Systolic blood pressure is pressure your blood exerts against artery walls during heartbeats.
Diastolic blood pressure is pressure your blood exerts against artery walls between heartbeats, while your heart is resting.
How is Blood Pressure Measured?
To measure blood pressure, a pressure cuff known as a sphygmomanometer is placed around the upper arm. The cuff is then inflated until blood flow is temporarily stopped in the brachial artery. The air in the cuff is slowly released while the person taking the measurement either monitors an electronic readout or listens with a stethoscope. From there, they determine your systolic pressure, the top number in your blood pressure measurement, followed by your diastolic pressure, the bottom number in your blood pressure measurement.

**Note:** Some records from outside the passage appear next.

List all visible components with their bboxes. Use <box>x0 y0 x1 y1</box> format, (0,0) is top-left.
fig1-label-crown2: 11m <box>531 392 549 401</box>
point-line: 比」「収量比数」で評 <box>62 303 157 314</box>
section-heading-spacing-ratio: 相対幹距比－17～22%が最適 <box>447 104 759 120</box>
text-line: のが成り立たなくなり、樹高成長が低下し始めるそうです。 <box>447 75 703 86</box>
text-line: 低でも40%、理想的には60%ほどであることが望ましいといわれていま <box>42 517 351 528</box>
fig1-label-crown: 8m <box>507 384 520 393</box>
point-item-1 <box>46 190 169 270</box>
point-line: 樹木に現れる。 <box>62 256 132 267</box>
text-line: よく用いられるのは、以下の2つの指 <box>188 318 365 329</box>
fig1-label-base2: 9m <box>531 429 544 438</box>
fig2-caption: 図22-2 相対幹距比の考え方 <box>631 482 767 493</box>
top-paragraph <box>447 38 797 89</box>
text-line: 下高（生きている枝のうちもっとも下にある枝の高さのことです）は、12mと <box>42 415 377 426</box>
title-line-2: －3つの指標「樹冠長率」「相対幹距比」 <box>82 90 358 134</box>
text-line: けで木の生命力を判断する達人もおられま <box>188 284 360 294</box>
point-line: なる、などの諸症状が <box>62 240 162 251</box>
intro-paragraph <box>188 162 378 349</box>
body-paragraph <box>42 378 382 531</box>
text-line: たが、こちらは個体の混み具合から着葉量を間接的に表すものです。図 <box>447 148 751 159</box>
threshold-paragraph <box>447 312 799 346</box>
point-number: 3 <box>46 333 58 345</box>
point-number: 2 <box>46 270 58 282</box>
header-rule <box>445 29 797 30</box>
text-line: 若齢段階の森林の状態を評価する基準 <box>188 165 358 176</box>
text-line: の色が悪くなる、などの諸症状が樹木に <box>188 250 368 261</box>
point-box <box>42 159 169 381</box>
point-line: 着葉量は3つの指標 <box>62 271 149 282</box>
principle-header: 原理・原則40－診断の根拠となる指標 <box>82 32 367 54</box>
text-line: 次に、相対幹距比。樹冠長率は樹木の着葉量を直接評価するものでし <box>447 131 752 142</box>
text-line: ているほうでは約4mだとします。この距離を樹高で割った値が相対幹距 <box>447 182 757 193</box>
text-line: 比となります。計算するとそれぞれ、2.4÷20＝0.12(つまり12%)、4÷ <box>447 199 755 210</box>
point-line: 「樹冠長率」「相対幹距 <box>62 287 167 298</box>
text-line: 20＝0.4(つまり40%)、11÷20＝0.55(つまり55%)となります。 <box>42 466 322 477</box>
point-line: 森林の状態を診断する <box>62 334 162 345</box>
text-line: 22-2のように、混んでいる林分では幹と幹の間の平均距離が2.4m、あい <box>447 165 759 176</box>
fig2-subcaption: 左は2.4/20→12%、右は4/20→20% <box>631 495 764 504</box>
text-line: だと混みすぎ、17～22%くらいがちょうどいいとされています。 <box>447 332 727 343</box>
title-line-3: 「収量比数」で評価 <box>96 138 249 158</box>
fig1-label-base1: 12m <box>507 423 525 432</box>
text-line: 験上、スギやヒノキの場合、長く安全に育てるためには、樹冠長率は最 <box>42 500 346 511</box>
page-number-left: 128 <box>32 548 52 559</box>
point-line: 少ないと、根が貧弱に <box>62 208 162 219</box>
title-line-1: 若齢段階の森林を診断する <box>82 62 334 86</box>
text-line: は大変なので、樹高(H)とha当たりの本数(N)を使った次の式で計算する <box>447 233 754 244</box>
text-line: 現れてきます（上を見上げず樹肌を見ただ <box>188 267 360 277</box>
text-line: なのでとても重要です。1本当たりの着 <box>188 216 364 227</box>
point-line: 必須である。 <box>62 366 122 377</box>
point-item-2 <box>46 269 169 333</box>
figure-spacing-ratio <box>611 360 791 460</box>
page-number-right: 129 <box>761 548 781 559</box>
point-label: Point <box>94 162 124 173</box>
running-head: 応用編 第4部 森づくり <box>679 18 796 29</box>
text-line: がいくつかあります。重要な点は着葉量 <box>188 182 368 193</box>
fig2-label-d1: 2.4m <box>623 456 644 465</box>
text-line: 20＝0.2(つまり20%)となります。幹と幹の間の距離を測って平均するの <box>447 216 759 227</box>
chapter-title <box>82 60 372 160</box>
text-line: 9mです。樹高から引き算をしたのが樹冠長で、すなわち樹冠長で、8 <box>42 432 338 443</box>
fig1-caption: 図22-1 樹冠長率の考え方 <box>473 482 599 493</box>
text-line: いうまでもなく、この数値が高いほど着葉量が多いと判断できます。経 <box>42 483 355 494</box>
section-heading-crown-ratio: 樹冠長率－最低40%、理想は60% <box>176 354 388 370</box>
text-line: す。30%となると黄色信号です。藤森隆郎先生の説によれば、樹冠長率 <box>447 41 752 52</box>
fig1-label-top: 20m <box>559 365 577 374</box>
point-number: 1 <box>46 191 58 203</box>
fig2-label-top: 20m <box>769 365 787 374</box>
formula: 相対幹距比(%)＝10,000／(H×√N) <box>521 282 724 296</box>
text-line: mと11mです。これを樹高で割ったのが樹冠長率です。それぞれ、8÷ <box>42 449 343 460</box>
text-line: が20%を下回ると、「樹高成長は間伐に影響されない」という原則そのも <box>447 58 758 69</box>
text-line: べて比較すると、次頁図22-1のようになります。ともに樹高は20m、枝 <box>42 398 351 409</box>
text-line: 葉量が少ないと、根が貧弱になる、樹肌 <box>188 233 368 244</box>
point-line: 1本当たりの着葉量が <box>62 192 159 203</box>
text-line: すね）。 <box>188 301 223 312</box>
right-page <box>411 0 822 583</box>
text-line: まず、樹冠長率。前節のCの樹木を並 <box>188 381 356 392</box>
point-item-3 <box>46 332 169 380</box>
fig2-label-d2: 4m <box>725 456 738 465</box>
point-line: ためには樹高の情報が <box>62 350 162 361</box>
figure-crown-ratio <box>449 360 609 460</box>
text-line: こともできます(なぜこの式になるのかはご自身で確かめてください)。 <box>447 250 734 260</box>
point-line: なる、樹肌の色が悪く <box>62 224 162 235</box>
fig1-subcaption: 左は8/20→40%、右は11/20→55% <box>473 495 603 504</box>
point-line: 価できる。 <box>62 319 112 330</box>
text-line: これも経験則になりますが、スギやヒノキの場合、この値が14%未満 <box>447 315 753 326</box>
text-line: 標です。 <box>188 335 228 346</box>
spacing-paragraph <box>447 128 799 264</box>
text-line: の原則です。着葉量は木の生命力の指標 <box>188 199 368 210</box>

How Often Should I Get My Blood Pressure Measured?
Measuring blood pressure is a common diagnostic tool used by medical personnel during visits. The American Heart Association recommends getting your blood pressure screened yearly during a regular healthcare visit if you are 20 or older and your blood pressure is normal (less than 120/80 mm Hg). If you do not fall within these guidelines, your medical provider may recommend more frequent measurements to ensure your health and well-being, including use of an in-home device for tracking blood pressure.